While those operatic performers they mention may be more about performative pageantry than actual drag, they still planted the seed of non-heteronormative culture within the Taiwan zeitgeist centuries ago, to the point where AFAB (Assigned Female At Birth) and AMAB (Assigned Male At Birth) performers gender-swapping is not seen as anything outside the norm.

“You also have the Japanese Takarazuka Revue, which is huge in Taiwan,” Southside goes on. “When they come here and they tour, tickets sell out as quickly as you would think Coldplay was playing, within 10 or 15 minutes. You get these Taiwanese housewives and they’re all sort of bowing down. And the performers are AFAB who are playing male roles. So everyday Taiwanese culture already has room for this within the binary. It’s not seen as queer.”

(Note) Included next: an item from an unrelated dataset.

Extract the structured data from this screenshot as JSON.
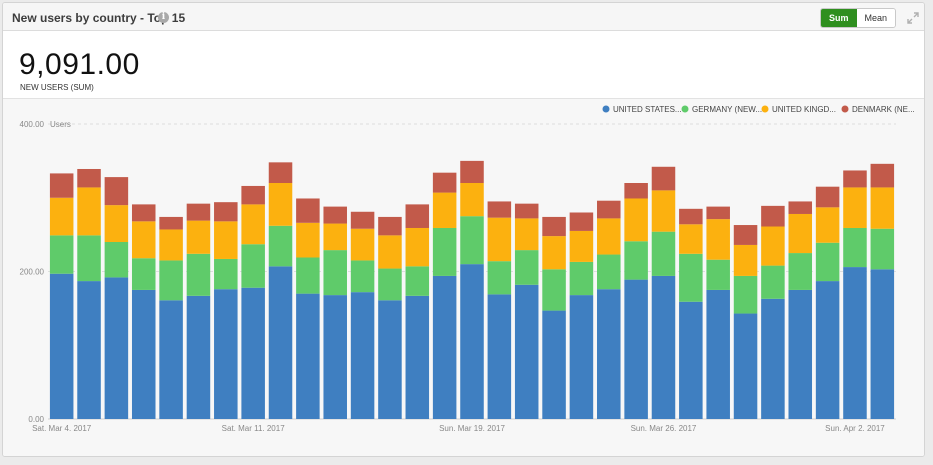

For the time being, drag shows at Dalida are on hold due to Covid restrictions. What were once weekly performances, raucous occasions and celebrations of gender diversity, have gone silent. But they’ll be back, without a doubt. Alvin, the queen all the other Taipei queens and kings call “mother,” is loathe to take credit for what he, essentially, has created—a safe, welcoming place for queer kids to freely practice their right not just to self-expression, but to self-actualization.

“The scene grew exponentially out of here,” says Rafaela, “and I think it was because it was a safe space to try drag. Even if you hadn’t done it a lot, you could still feel comfortable and hone your skills.”

Uncle Southside takes the thought one step further.

“As a Singaporean, looking at Taiwan, Taiwan is gay heaven! Back in Singapore, I could never have done this. Coming to Taipei, I can say, saved my life. Coming to a scene that was so open to new colors, saved my life. I don’t think I would be who I am today if I wasn’t allowed to express myself as a king.”